Rise of the Warrior Cop-At Quite A High Price In Lives
Now that the police are using very high technology surveillance, and enjoying the profound and (allkegedly) wildly effective patriot act/FISA provisions, they are in a position to scale the force to the threat. They have far less need for an “all up” heavily armed and violent arrest method. At some point we should demand that the advantages of advanced intel be applied in a way to ensure appropriate force for arrest and search warrants. Using too much force should be recognized and punished.

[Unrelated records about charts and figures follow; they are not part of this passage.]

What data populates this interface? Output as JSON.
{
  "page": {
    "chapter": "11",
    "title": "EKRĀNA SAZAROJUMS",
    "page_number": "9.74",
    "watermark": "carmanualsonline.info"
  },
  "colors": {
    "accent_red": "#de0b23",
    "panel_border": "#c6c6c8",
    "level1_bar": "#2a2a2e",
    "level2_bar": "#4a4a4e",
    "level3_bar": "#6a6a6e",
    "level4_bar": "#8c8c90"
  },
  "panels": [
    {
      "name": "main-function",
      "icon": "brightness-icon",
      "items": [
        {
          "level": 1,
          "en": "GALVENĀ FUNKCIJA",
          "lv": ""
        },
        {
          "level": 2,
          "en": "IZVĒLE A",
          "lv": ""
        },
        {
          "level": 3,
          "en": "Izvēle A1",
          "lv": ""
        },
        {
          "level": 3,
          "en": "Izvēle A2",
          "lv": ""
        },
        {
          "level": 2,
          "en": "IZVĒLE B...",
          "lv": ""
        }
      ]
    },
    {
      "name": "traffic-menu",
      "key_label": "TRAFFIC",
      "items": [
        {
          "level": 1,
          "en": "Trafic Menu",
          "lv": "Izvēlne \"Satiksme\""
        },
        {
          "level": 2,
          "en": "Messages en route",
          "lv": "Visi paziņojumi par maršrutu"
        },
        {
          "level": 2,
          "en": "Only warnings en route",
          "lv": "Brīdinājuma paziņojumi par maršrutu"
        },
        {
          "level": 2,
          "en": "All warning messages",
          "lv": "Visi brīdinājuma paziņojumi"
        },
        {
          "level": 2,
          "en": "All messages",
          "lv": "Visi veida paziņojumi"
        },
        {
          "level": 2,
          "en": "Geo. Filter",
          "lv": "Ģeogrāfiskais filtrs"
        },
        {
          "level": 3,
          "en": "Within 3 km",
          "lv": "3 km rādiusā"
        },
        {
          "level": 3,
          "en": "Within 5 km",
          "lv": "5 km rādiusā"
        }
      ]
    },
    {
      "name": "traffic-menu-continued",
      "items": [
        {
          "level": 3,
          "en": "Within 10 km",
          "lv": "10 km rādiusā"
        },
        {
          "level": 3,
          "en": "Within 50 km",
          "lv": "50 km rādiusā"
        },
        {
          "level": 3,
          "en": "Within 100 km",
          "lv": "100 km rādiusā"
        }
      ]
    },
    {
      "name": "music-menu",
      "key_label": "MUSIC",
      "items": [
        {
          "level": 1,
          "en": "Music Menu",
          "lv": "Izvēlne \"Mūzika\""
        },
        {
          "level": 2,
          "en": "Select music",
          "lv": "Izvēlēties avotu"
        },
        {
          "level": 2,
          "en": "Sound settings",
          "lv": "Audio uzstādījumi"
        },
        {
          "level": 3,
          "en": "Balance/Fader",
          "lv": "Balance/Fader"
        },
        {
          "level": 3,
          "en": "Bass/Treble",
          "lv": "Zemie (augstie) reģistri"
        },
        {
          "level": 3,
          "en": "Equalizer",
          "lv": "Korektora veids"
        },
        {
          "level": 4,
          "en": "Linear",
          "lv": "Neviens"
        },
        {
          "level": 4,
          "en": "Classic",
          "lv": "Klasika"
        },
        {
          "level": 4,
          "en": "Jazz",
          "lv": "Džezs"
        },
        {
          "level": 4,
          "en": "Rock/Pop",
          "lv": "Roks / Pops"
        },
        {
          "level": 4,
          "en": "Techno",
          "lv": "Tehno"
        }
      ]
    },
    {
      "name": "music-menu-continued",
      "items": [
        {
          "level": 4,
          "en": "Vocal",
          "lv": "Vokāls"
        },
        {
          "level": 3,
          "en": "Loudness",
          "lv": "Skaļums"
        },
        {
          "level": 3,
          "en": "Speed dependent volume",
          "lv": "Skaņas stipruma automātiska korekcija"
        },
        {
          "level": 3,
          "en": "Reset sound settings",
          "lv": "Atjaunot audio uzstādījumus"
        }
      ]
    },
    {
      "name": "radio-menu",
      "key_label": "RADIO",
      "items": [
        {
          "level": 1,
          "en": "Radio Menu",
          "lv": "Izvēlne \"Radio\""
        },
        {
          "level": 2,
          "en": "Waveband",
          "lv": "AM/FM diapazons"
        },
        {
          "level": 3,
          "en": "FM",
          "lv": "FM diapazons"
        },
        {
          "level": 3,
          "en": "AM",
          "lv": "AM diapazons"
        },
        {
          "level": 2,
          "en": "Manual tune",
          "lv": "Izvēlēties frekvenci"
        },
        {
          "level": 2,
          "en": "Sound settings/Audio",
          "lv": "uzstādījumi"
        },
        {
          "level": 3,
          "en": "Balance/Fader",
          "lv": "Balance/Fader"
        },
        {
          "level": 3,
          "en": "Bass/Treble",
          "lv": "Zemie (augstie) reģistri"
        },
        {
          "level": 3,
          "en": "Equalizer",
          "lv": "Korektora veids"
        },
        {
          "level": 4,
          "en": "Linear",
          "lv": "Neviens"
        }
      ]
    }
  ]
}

Assault-style raids have even been used in recent years to enforce regulatory law. Armed federal agents from the Fish & Wildlife Service raided the floor of the Gibson Guitar factory in Nashville in 2009, on suspicion of using hardwoods that had been illegally harvested in Madagascar. Gibson settled in 2012, paying a $300,000 fine and admitting to violating the Lacey Act. In 2010, the police department in New Haven, Conn., sent its SWAT team to raid a bar where police believed there was underage drinking. For sheer absurdity, it is hard to beat the 2006 story about the Tibetan monks who had overstayed their visas while visiting America on a peace mission. In Iowa, the hapless holy men were apprehended by a SWAT team in full gear.
Unfortunately, the activities of aggressive, heavily armed SWAT units often result in needless bloodshed: Innocent bystanders have lost their lives and so, too, have police officers who were thought to be assailants and were fired on, as (allegedly) in the case of Matthew David Stewart.
In my own research, I have collected over 50 examples in which innocent people were killed in raids to enforce warrants for crimes that are either nonviolent or consensual (that is, crimes such as drug use or gambling, in which all parties participate voluntarily). These victims were bystanders, or the police later found no evidence of the crime for which the victim was being investigated. They include Katherine Johnston, a 92-year-old woman killed by an Atlanta narcotics team acting on a bad tip from an informant in 2006; Alberto Sepulveda, an 11-year-old accidentally shot by a California SWAT officer during a 2000 drug raid; and Eurie Stamps, killed in a 2011 raid on his home in Framingham, Mass., when an officer says his gun mistakenly discharged. Mr. Stamps wasn’t a suspect in the investigation.
What would it take to dial back such excessive police measures? The obvious place to start would be ending the federal grants that encourage police forces to acquire gear that is more appropriate for the battlefield. Beyond that, it is crucial to change the culture of militarization in American law enforcement.